Sarver Heart Center Welcomes New Faculty


Welcome New Faculty

Jennifer Lynn Cook, MD, has joined the University of Arizona Sarver Heart Center as an Associate Professor of Medicine in the Division of Cardiology at the UA College of Medicine - Tucson, and director of Advanced Heart Failure, Mechanical Circulatory Support and Transplant Cardiology at Banner – University Medical Center Tucson.
Dr. Cook, who is board certified in cardiovascular disease and internal medicine, is a fellow of the American Heart Association, where she serves on the Leadership Committee for Clinical Cardiology, as well as the Scientific Sessions Program Planning Committee. She is a Fellow of the American College of Cardiology and a member of their Mechanical Circulatory Support Working Group as well as a member of the Cardiovascular Research Foundation’s Scientific Advisory Board for High-Risk Patient Angioplasty.

Her clinical research interests include application of clinical guidelines into practice. She has been lead author on American Heart Association Consensus Statements for Mechanical Circulatory Support and Acute Heart Transplant Rejection. She also participates in clinical trials for novel drug therapy to help treat heart failure.

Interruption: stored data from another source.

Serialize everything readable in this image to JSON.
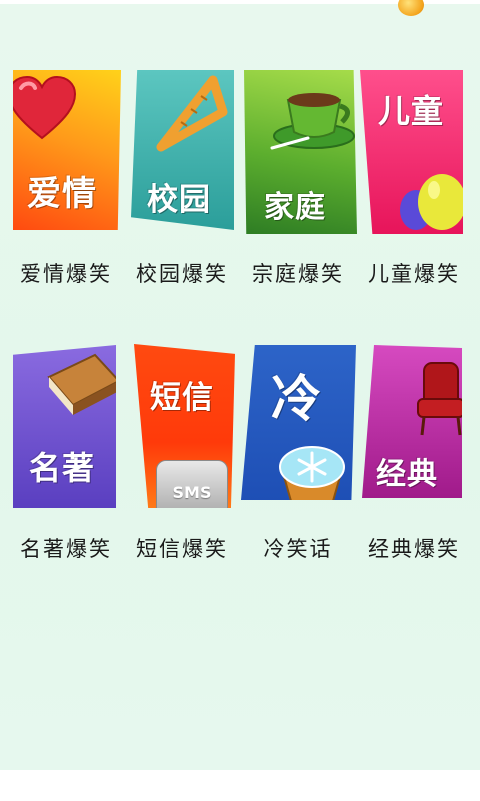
{
  "categories": [
    {
      "tile_label": "爱情",
      "caption": "爱情爆笑",
      "icon": "heart-icon",
      "colors": [
        "#ff5a1c",
        "#ffc21a"
      ]
    },
    {
      "tile_label": "校园",
      "caption": "校园爆笑",
      "icon": "ruler-icon",
      "colors": [
        "#2f9e9a",
        "#5ec9c3"
      ]
    },
    {
      "tile_label": "家庭",
      "caption": "宗庭爆笑",
      "icon": "coffee-cup-icon",
      "colors": [
        "#2e8a2e",
        "#8fd23e"
      ]
    },
    {
      "tile_label": "儿童",
      "caption": "儿童爆笑",
      "icon": "balloons-icon",
      "colors": [
        "#e7145a",
        "#ff4f8c"
      ]
    },
    {
      "tile_label": "名著",
      "caption": "名著爆笑",
      "icon": "books-icon",
      "colors": [
        "#5a3fc0",
        "#8a6be0"
      ]
    },
    {
      "tile_label": "短信",
      "caption": "短信爆笑",
      "icon": "sms-phone-icon",
      "colors": [
        "#ff3a0a",
        "#ff8a1a"
      ]
    },
    {
      "tile_label": "冷",
      "caption": "冷笑话",
      "icon": "snowflake-cupcake-icon",
      "colors": [
        "#1e4fb5",
        "#4a86e6"
      ]
    },
    {
      "tile_label": "经典",
      "caption": "经典爆笑",
      "icon": "armchair-icon",
      "colors": [
        "#a01a8a",
        "#d64ac0"
      ]
    }
  ],
  "sms_text": "SMS"
}
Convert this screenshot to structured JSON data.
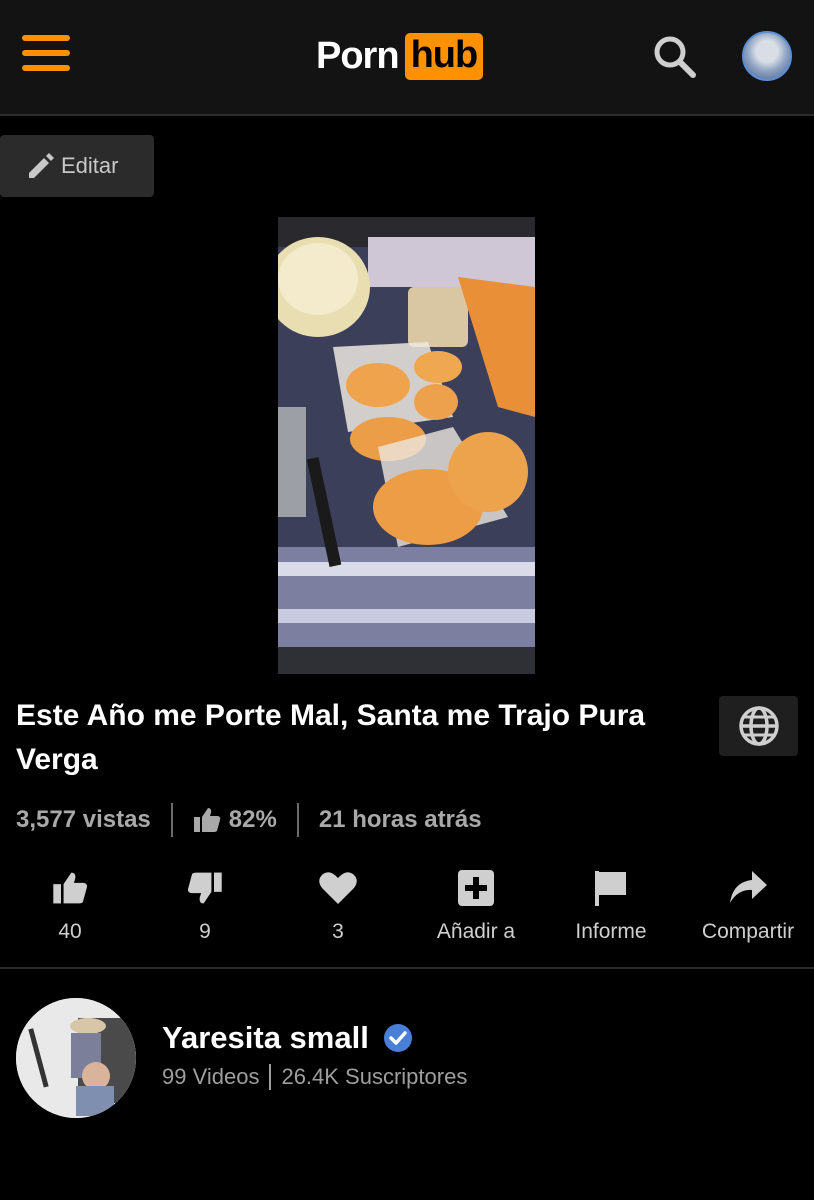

“Dr. Cook’s expertise will help the UA Sarver Heart Center build on its legendary history of being a national leader in providing heart-failure patients the fullest range of options and best possible care,” said Nancy K. Sweitzer, MD, PhD, director of the UA Sarver Heart Center and chief of cardiology in the UA College of Medicine – Tucson.
Previously, Dr. Cook was medical director of the ventricular assist device program at Medical University of South Carolina in Charleston.

Following medical school at Southern Illinois University School of Medicine in Springfield, Dr. Cook completed her internal medicine residency at Medical University of South Carolina, and cardiovascular disease and advanced heart failure fellowships at Barnes Jewish Hospital, Washington University School of Medicine in St. Louis.

Brett Colson, PhD, is an Assistant Professor in the Department of Cellular and Molecular Medicine. His research interests include muscle physiology, muscle disease and heart failure. The primary focus of his current research is to study the cellular and molecular mechanisms underlying cardiac muscle dysfunction that occurs with genetic mutations in myosin binding protein-C (cMyBP-C), the No. 1 cause of hypertrophic cardiomyopathy and frequently associated with arrhythmias, heart failure and sudden cardiac death.

After earning his PhD in physiology at the University of Wisconsin, Madison, Dr. Colson did his postdoctoral training as a biophysics research associate at University of Minnesota.

Jason H. Karnes, PharmD, PhD, BCPS, is an Assistant Professor in the University of Arizona College of Pharmacy's Department of Pharmacy Practice and Science. His clinical training as a pharmacist, including board certification in pharmacotherapy and research training in personalized medicine, has put him in a strong position to bridge clinical and basic sciences. He graduated from the University of Florida College of Pharmacy in Gainesville, and continued there to earn his PhD in Clinical Pharmaceutical Sciences followed by postdoctoral research training at Vanderbilt University.

Dr. Karnes' research interests are in cardiovascular pharmacogenomics, specifically investigating the use of genetic polymorphisms to predict serious toxicities of widely used cardiovascular drugs. His ultimate career goal is to facilitate personalized medicine to avoid such toxicities, using electronic medical records research, molecular genetics techniques and prospective clinical studies.